For all patients, age and s-Alb were found to be negatively correlated and positively correlated, respectively, to s-Mg. Given that Mg comes from the food we eat, this suggests that decreases in s-Mg may be a result of reductions in food intake and compromised intestinal absorption. As a result of recent changes in dietary patterns, Mg intake has markedly declined even in healthy people, and intakes in Europe and the United States are lower than the recommended amounts [23-26]. In Japan, the 2019 National Health and Nutrition Survey revealed that the Mg intake was well below the guidelines for people in their 50s and 60s. Many foods abundant in Mg, such as whole-grain cereals, legumes, nuts, and chocolate, are restricted for HD patients because they possess phosphorus, potassium and protein, which are deleterious to their health. As a result, dietary Mg intakes, and therefore s-Mg, tend to be especially poor in these individuals. For patients with renal disease, a common comorbidity to DM, one study showed they have reduced intestinal absorption of Mg [27]. In our study, age was the only factor showing an association with s-Mg for the DM group, and s-Alb was the only factor showing an association with s-Mg for the non-DM group. These suggest that s-Mg does not decrease even in elderly individuals, as long as their nutritional status is good. Among HD patients, the prevalence of DM in elderly patients is increasing, so studies on appropriate Mg supplementation are warranted to improve the prognosis.

Nodding to supplementary analyses, s-Mg was positively correlated with c-Ca.
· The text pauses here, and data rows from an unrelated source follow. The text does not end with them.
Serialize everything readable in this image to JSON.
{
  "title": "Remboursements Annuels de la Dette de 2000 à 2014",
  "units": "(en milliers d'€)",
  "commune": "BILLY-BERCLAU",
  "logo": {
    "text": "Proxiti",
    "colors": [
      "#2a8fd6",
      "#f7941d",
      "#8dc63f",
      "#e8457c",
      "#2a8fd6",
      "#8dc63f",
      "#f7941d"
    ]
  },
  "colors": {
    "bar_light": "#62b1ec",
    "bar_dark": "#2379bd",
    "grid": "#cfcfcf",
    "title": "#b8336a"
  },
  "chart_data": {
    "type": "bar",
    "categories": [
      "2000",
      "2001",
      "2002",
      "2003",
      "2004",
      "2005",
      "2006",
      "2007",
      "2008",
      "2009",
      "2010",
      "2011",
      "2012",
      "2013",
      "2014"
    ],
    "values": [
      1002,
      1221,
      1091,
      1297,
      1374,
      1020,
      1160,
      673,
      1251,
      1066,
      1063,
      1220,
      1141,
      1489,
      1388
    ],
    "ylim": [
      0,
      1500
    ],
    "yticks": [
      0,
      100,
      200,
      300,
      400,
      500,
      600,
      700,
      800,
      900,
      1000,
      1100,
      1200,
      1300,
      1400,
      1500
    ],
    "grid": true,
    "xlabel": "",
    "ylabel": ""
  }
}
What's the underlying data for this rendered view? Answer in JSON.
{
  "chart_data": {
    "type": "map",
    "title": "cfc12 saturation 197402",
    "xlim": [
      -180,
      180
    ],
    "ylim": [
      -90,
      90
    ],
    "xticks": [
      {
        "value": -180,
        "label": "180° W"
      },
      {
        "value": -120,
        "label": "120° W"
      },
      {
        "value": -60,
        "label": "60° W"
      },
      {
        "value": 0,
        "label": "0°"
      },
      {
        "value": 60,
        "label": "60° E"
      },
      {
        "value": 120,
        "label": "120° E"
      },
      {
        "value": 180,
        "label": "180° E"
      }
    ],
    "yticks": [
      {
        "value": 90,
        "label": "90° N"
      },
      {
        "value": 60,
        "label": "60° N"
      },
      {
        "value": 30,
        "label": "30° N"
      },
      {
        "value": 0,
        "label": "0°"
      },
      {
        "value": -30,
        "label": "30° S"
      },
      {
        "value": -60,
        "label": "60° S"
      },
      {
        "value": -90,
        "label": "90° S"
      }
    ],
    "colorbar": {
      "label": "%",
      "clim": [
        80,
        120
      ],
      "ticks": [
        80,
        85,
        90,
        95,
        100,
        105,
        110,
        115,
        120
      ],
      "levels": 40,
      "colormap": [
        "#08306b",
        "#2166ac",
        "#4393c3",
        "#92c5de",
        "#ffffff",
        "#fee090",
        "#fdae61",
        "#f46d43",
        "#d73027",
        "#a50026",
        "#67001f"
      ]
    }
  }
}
This is not surprising, since Ca metabolism is closely related to Mg metabolism, and intestinal absorption of Ca and Mg is facilitated by VitD and PTH. Mg deficiency reduces PTH expression due to hypocalcemia, and therefore impacts bone and Ca metabolism [2]. Indeed, hypocalcemia tends to coincide with hypomagnesemia, although no association was detected between s-Mg and VitD or intact PTH in this study. Regarding PPIs, previous investigations show they reduce Mg absorption in HD patients [28, 29], and in our study, a significantly larger portion of patients in the Mg(L) group were oral PPI users.

Limitations

This study had several limitations. Because this was a retrospective and observational study and the number of enrolled patients was small, there is the possibility that there may be other confounding factors that remain to be analyzed.

Conclusion

We discovered that the optimal s-Mg in HD patients was higher than that in healthy individuals and that s-Mg was a prognostic determinant in HD patients with DM as the underlying disease. We also found that the survival rate in HD patients with DM was similar to that in patients without DM when s-Mg was maintained at a level higher than that in healthy individuals. On the whole, these findings demonstrate that successful control of Mg levels contributes greatly to better prognoses for HD patients with DM. Future investigations on Mg supplementation are necessary since hypomagnesemia was linked to age-related malnutrition and oral PPI use, and large-scale studies will be helpful in confirming the present results.